円が暴落しにくい通貨である理由
このように、ドルが買われやすい相場環境ではあるものの、長期的に見て、1ドル=140円、150円は、やはり円安に振れすぎていると思います。
なぜか。円という通貨はそもそも暴落しにくい通貨です。なぜなら日本は「対外純債権国」なのです。
日本が海外に持つ資産額から負債額を差し引いた「対外純資産」は、22年末の時点で約418兆円と過去最高になりました。
このため日本の投資収益はGDPの約1割、50兆円にも達します。いま「日本人はもっと投資しなければならない」と言われていますが、そもそも日本という国は「投資国家」です。

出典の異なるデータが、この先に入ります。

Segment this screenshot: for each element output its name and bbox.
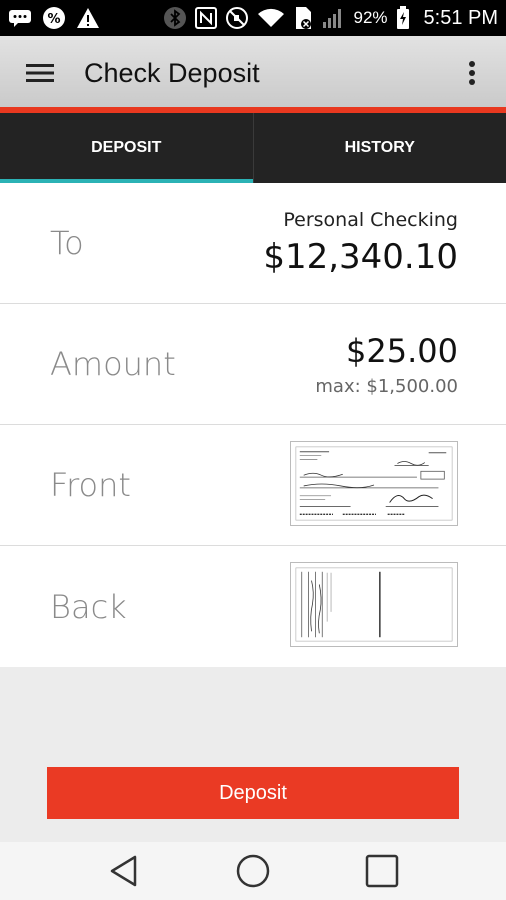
warning-icon [76,7,100,29]
account-balance: $12,340.10 [263,237,458,277]
page-title: Check Deposit [84,57,260,88]
app-bar: Check Deposit [0,36,506,110]
front-row[interactable]: Front [0,425,506,546]
tab-bar: DEPOSIT HISTORY [0,113,506,183]
nfc-icon [195,7,218,29]
clock-time: 5:51 PM [423,6,498,29]
battery-percent: 92% [353,8,388,27]
account-name: Personal Checking [283,209,458,231]
bluetooth-icon [163,6,187,30]
back-label: Back [50,587,127,626]
check-back-image[interactable] [290,562,458,647]
home-icon[interactable] [223,846,283,896]
to-account-row[interactable]: To Personal Checking $12,340.10 [0,183,506,304]
tab-history[interactable]: HISTORY [252,113,506,183]
wifi-icon [257,7,285,29]
system-nav-bar [0,842,506,900]
recents-icon[interactable] [352,846,412,896]
check-front-image[interactable] [290,440,458,526]
amount-row[interactable]: Amount $25.00 max: $1,500.00 [0,304,506,425]
battery-icon [396,6,410,30]
deposit-form: To Personal Checking $12,340.10 Amount $… [0,183,506,667]
deposit-button[interactable]: Deposit [47,767,459,819]
percent-icon: % [42,6,66,30]
svg-text:%: % [47,12,60,27]
messages-icon [8,8,32,28]
amount-value: $25.00 [346,331,458,370]
status-bar: % 92% 5:51 PM [0,0,506,36]
tab-deposit[interactable]: DEPOSIT [0,113,253,183]
mute-icon [225,6,249,30]
sim-icon [293,6,313,30]
to-label: To [50,224,84,262]
front-label: Front [50,466,131,504]
signal-icon [321,6,345,30]
hamburger-menu-icon[interactable] [12,45,68,101]
back-icon[interactable] [94,846,154,896]
back-row[interactable]: Back [0,546,506,667]
amount-label: Amount [50,345,176,383]
more-vert-icon[interactable] [448,45,496,101]
amount-max: max: $1,500.00 [315,375,458,397]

世界の隅々までジャパンマネーであふれているのです。
何かが起これば円は買い戻される
もしリスクオフイベントが発生したら、世界中のリスク資産に投資されていた日本人のお金が、より安全な資産、つまり「円」に向かいます。
だから、世界経済になにかが起きた場合でも、円が暴落することはないのです。むしろ円が安全資産と見なされ、大きく買い戻されることになります。
2011年に発生した東日本大震災のあとも、円が大きく買い戻されました。
「大地震があったため、日本が海外に持っている資金が復興のため国内に戻る」という思惑が広がり、円が買われたのです。
このときはあくまで一時的な動きでしたが、日本円の強さを示す一つの材料だと思います。